Vice Speaker of the People's Assembly of Abkhazia
- In office March 2006 – 3 May 2010
- Preceded by: Alexander Stranichkin
- Succeeded by: Sergei Matosyan

Personal details
- Born: January 13, 1938 (age 88) Parnaut, Abkhaz Autonomous Soviet Socialist Republic

= Albert Ovsepyan =

Abkhazian politician (born 1938)

Albert Ovsepyan (Ալբերտ Հովսեփյան; 13 January 1938) is an Armenian-Abkhazian politician, a member of the People's Assembly of Abkhazia and a former Vice-Speaker of the Assembly.

==Biography==
Ovsepyan was born in Parnaut, a settlement in the Abkhaz Autonomous Soviet Socialist Republic.

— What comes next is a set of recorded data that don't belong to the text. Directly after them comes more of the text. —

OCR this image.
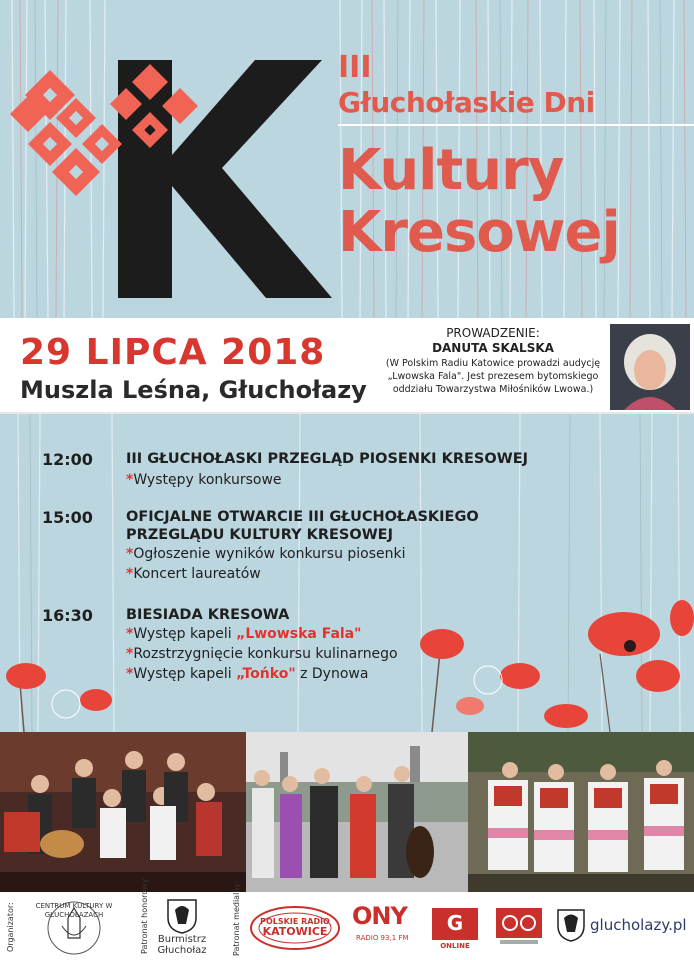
III
Głuchołaskie Dni
Kultury
Kresowej
29 LIPCA 2018
Muszla Leśna, Głuchołazy
PROWADZENIE:
DANUTA SKALSKA
(W Polskim Radiu Katowice prowadzi audycję „Lwowska Fala". Jest prezesem bytomskiego oddziału Towarzystwa Miłośników Lwowa.)
12:00 III GŁUCHOŁASKI PRZEGLĄD PIOSENKI KRESOWEJ
*Występy konkursowe
15:00 OFICJALNE OTWARCIE III GŁUCHOŁASKIEGO PRZEGLĄDU KULTURY KRESOWEJ
*Ogłoszenie wyników konkursu piosenki
*Koncert laureatów
16:30 BIESIADA KRESOWA
*Występ kapeli „Lwowska Fala"
*Rozstrzygnięcie konkursu kulinarnego
*Występ kapeli „Tońko" z Dynowa
Organizator:	CENTRUM KULTURY W GŁUCHOŁAZACH	Patronat honorowy: Burmistrz
Głuchołaz	Patronat medialny: POLSKIE RADIO
KATOWICE
ONY
RADIO 93,1 FM
G
ONLINE
glucholazy.pl
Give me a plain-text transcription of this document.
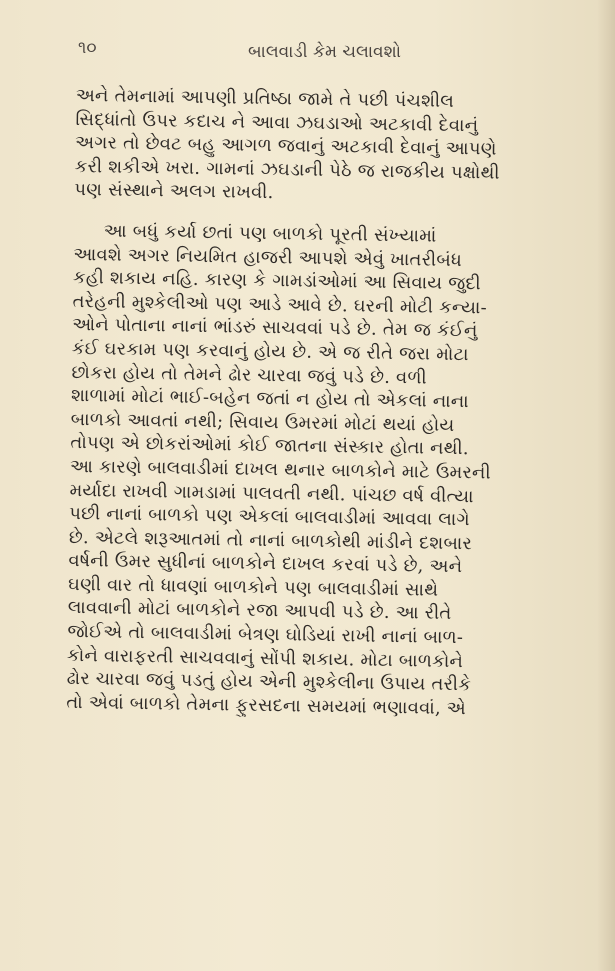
૧૦	બાલવાડી કેમ ચલાવશો
અને તેમનામાં આપણી પ્રતિષ્ઠા જામે તે પછી પંચશીલ
સિદ્ધાંતો ઉપર કદાચ ને આવા ઝઘડાઓ અટકાવી દેવાનું
અગર તો છેવટ બહુ આગળ જવાનું અટકાવી દેવાનું આપણે
કરી શકીએ ખરા. ગામનાં ઝઘડાની પેઠે જ રાજકીય પક્ષોથી
પણ સંસ્થાને અલગ રાખવી.
આ બધું કર્યા છતાં પણ બાળકો પૂરતી સંખ્યામાં
આવશે અગર નિયમિત હાજરી આપશે એવું ખાતરીબંધ
કહી શકાય નહિ. કારણ કે ગામડાંઓમાં આ સિવાય જુદી
તરેહની મુશ્કેલીઓ પણ આડે આવે છે. ઘરની મોટી કન્યા-
ઓને પોતાના નાનાં ભાંડરું સાચવવાં પડે છે. તેમ જ કંઈનું
કંઈ ઘરકામ પણ કરવાનું હોય છે. એ જ રીતે જરા મોટા
છોકરા હોય તો તેમને ઢોર ચારવા જવું પડે છે. વળી
શાળામાં મોટાં ભાઈ-બહેન જતાં ન હોય તો એકલાં નાના
બાળકો આવતાં નથી; સિવાય ઉંમરમાં મોટાં થયાં હોય
તોપણ એ છોકરાંઓમાં કોઈ જાતના સંસ્કાર હોતા નથી.
આ કારણે બાલવાડીમાં દાખલ થનાર બાળકોને માટે ઉંમરની
મર્યાદા રાખવી ગામડામાં પાલવતી નથી. પાંચછ વર્ષ વીત્યા
પછી નાનાં બાળકો પણ એકલાં બાલવાડીમાં આવવા લાગે
છે. એટલે શરૂઆતમાં તો નાનાં બાળકોથી માંડીને દશબાર
વર્ષની ઉંમર સુધીનાં બાળકોને દાખલ કરવાં પડે છે, અને
ઘણી વાર તો ધાવણાં બાળકોને પણ બાલવાડીમાં સાથે
લાવવાની મોટાં બાળકોને રજા આપવી પડે છે. આ રીતે
જોઈએ તો બાલવાડીમાં બેત્રણ ઘોડિયાં રાખી નાનાં બાળ-
કોને વારાફરતી સાચવવાનું સોંપી શકાય. મોટા બાળકોને
ઢોર ચારવા જવું પડતું હોય એની મુશ્કેલીના ઉપાય તરીકે
તો એવાં બાળકો તેમના ફુરસદના સમયમાં ભણાવવાં, એ
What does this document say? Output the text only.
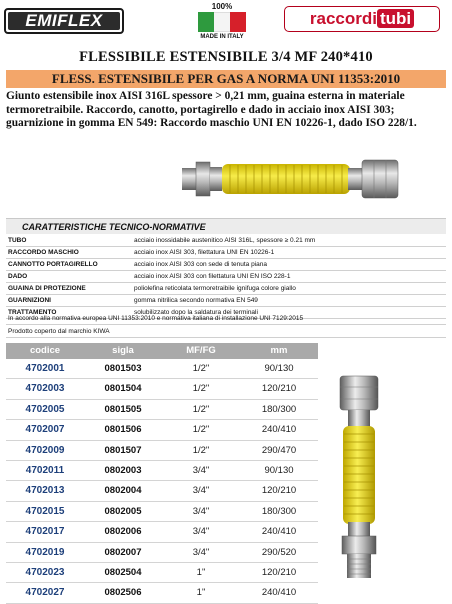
EMIFLEX
100%
MADE IN ITALY
raccordi tubi
FLESSIBILE ESTENSIBILE 3/4 MF 240*410
FLESS. ESTENSIBILE PER GAS A NORMA UNI 11353:2010
Giunto estensibile inox AISI 316L spessore > 0,21 mm, guaina esterna in materiale termoretraibile. Raccordo, canotto, portagirello e dado in acciaio inox AISI 303; guarnizione in gomma EN 549: Raccordo maschio UNI EN 10226-1, dado ISO 228/1.
CARATTERISTICHE TECNICO-NORMATIVE
TUBO	acciaio inossidabile austenitico AISI 316L, spessore ≥ 0.21 mm
RACCORDO MASCHIO	acciaio inox AISI 303, filettatura UNI EN 10226-1
CANNOTTO PORTAGIRELLO	acciaio inox AISI 303 con sede di tenuta piana
DADO	acciaio inox AISI 303 con filettatura UNI EN ISO 228-1
GUAINA DI PROTEZIONE	poliolefina reticolata termoretraibile ignifuga colore giallo
GUARNIZIONI	gomma nitrilica secondo normativa EN 549
TRATTAMENTO	solubilizzato dopo la saldatura dei terminali
In accordo alla normativa europea UNI 11353:2010 e normativa italiana di installazione UNI 7129:2015
Prodotto coperto dal marchio KIWA
codice	sigla	MF/FG	mm
4702001	0801503	1/2"	90/130
4702003	0801504	1/2"	120/210
4702005	0801505	1/2"	180/300
4702007	0801506	1/2"	240/410
4702009	0801507	1/2"	290/470
4702011	0802003	3/4"	90/130
4702013	0802004	3/4"	120/210
4702015	0802005	3/4"	180/300
4702017	0802006	3/4"	240/410
4702019	0802007	3/4"	290/520
4702023	0802504	1"	120/210
4702027	0802506	1"	240/410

He graduated from Sukhumi Pedagogical Institute, spending most of his career as an educator. Ovsepyan was elected to the People's Assembly of Abkhazia at its thirteenth convocation. He became Vice-Speaker of the People's Assembly of Abkhazia in March 2006, replacing its previous vice-speaker, Alexander Stranichkin, who had nominated Ovsepyan.

On 3 May 2010, Ovsepyan retired from the post of Vice-Speaker on account of old age.